Rıza-sıfırlama bağlantısı?

"Hayırsever" Rıza'nın, ABD'de tutuklanması, Türkiye'de "tepedekiler"  ses vermeseler, ısrarla suskun kalsalar da, bir dip dalgaya yol açtığını bilin. 17/25 Aralık'ın kilit ismi o. Birilerin kızıla çalan yüzlerinde endişe fırtınası estirmemesi mümkün mü?

Rıza, daha çocuk yaşında "büyük işadamı" idi. Buna kim inanır? Ve onu "hayırsever" görenlerin kullanmadığını kim söyleyebilir? Ancak Rıza kendisi söyleyebilir. Belki söyleyemez... Kullanıldığının bile farkında değildir.

17 Aralık tsunamiye yol açan büyük bir deprem... Dalgalar, telefona takılan herkesi yuttu. 17/25 Aralık, sonra sonra düşünüyorum da, hakikaten, "birinin" ısrarla dediği gibi darbe... Bir hesaplaşma, "birini" devirme histerisi olmasa, delil toplayıp böyle bir darbeye, böyle bir çılgınlığa kim cüret edebilir?!

Daha önce "tırlaklar"dan bahsetmiştim. Birbirlerinin izine kurşun atan insanların hâlet-i ruhiyelerini anlamaya çalışıyorum... Tırlak veya histerik... Histeri: "Histeri veya isteri, psişik ve motor bozukluklar, özellikle duygusal reaksiyonlarda taşkınlık, ani sinirlenme, hareket bozuklukları, geçici kişilik değişimi ve günlük hafıza kaybı, çeşitli sistemlere ait pisikosomatik şikâyetlerle belirgin psikonevroz bozukluk. Denetim dışına çıkıp kişinin işlevselliğini aksattığında; aşırı hayal gücü veya korkuları ifade eden nevrotik zihinsel bir hastalığı tanımlar. Histeri, hastalarda ani sinirsel nevrotik bir hastalık olarak bilinir. Histerik hasta, kendindeki ruh sağlığının bozukluğundan habersizdir."(Vikipedi).

"Kişiler" veya "kültler" arasındaki bağlantıyı siz kurabilirsiniz!

Rıza'nın tutuklanması ister istemez taşları yerinden oynatacak. Birileri çok korkuyor. Türkiye'de, içinden nelerin çıkacağını çok iyi bildikleri kapının anahtarı onun elinde çünkü.

17/25 Aralık'ta rol alan polisler daha mahkemeye çıkarılmadılar.
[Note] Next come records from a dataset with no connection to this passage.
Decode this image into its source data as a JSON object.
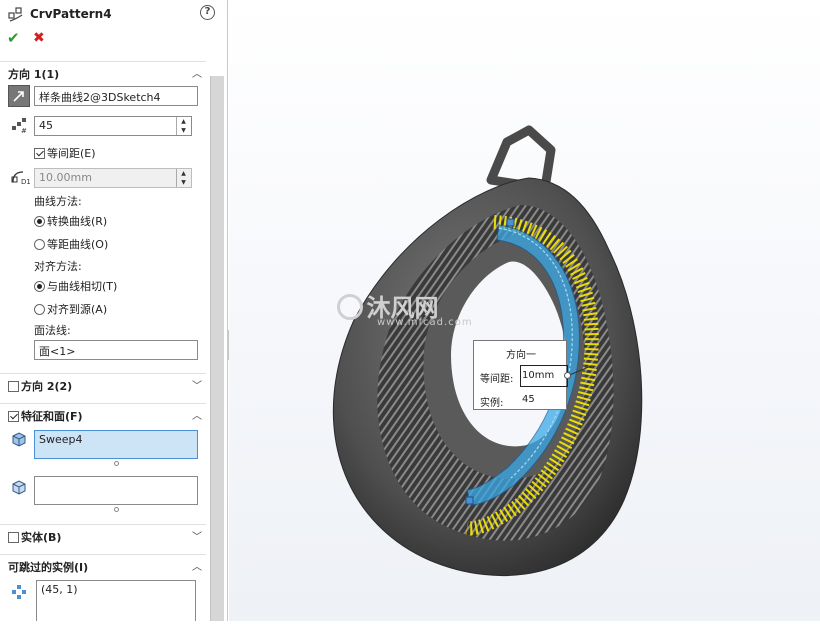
{
  "panel": {
    "title": "CrvPattern4",
    "help": "?",
    "ok": "✔",
    "cancel": "✖",
    "direction1": {
      "title": "方向 1(1)",
      "curve": "样条曲线2@3DSketch4",
      "instances": "45",
      "equal_spacing_label": "等间距(E)",
      "equal_spacing_checked": true,
      "spacing": "10.00mm",
      "curve_method_label": "曲线方法:",
      "curve_method_options": [
        "转换曲线(R)",
        "等距曲线(O)"
      ],
      "curve_method_selected": 0,
      "align_method_label": "对齐方法:",
      "align_method_options": [
        "与曲线相切(T)",
        "对齐到源(A)"
      ],
      "align_method_selected": 0,
      "face_normal_label": "面法线:",
      "face_normal": "面<1>"
    },
    "direction2": {
      "title": "方向 2(2)",
      "checked": false
    },
    "features_faces": {
      "title": "特征和面(F)",
      "checked": true,
      "feature": "Sweep4",
      "faces": ""
    },
    "bodies": {
      "title": "实体(B)",
      "checked": false
    },
    "skip_instances": {
      "title": "可跳过的实例(I)",
      "value": "(45, 1)"
    }
  },
  "callout": {
    "title": "方向一",
    "spacing_label": "等间距:",
    "spacing_value": "10mm",
    "instances_label": "实例:",
    "instances_value": "45"
  },
  "watermark": {
    "brand": "沐风网",
    "url": "www.mfcad.com"
  },
  "colors": {
    "accent": "#4a90d6",
    "ok": "#2e9a2e",
    "cancel": "#d22020",
    "highlight": "#f2e400"
  }
}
Üstelik dosyaları gören mahkeme heyetleri kaçıyormuş. Eğer bu polisler mahkemeye çıkarlarsa, elbette söyleyecek çok şeyleri olacaktır.
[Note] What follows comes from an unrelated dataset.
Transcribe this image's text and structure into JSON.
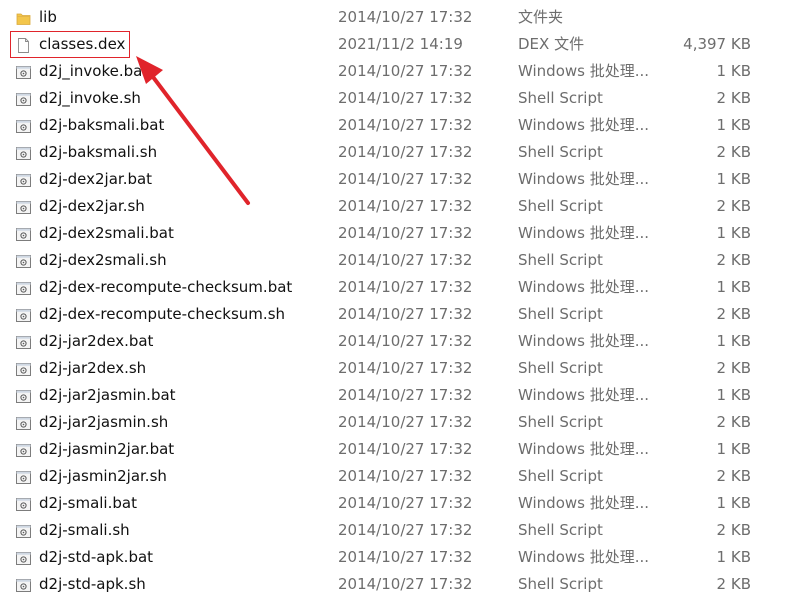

Duruşmalar ne kadar kapalı yapılırsa yapılsın, "sanık" sandalyesine oturtulanların ifadeleri mahkeme duvarlarının dışına taşacak mecburen...

Birilerinin savcıları, 17/25 Aralık dosyalarına sumen altı etmişler, dava açmaya gerek yok demişlerdi ama dava dolaydan açılmış oluyor.

HSYK kanunu değişti... Üyeler Rıza davasından çok korkanların seçtikleri... Mahkemelerin verdiği kararların en son gidecekleri yerler neresi? Yargıtay ve Danıştay değil mi? Yargıtay ve Danıştay üyeleri sıfırlandı. Yerlerine "Şurâ-yı Evet" gelecek. (Danıştay'ın eski adı Şurâ-yı Devlet'e, Yeni Osmanlılar, "yukarıdan gelen her şeye evet diyen bir meclis" manasına bu adı takmışlardı.)

Bir: Polisler mahkemeye çıktıklarında çok şey anlatacaklar. Ceza alırlar veya almazlar... Dosyalar mecburen Yargıtay'a gidecek.

İki: Rıza'nın ifadeleri çok mühim. ABD, bakmayın siz savcı sonuna kadar bağımsız, hâkimler sonuna kadar vicdanlarıyla baş başa demelerine... ABD'nin Türkiye ile bir hesabı olmasa Rıza tutuklanmazdı. Türkiye'de de birtakım davalar görülebilir. "Temiz"e çıkmak lâzım.

Belki yüksek mahkeme üyelerini sıfırlayıp yenilemek, belki çay toplatıp alkış tutturmak işe yarar!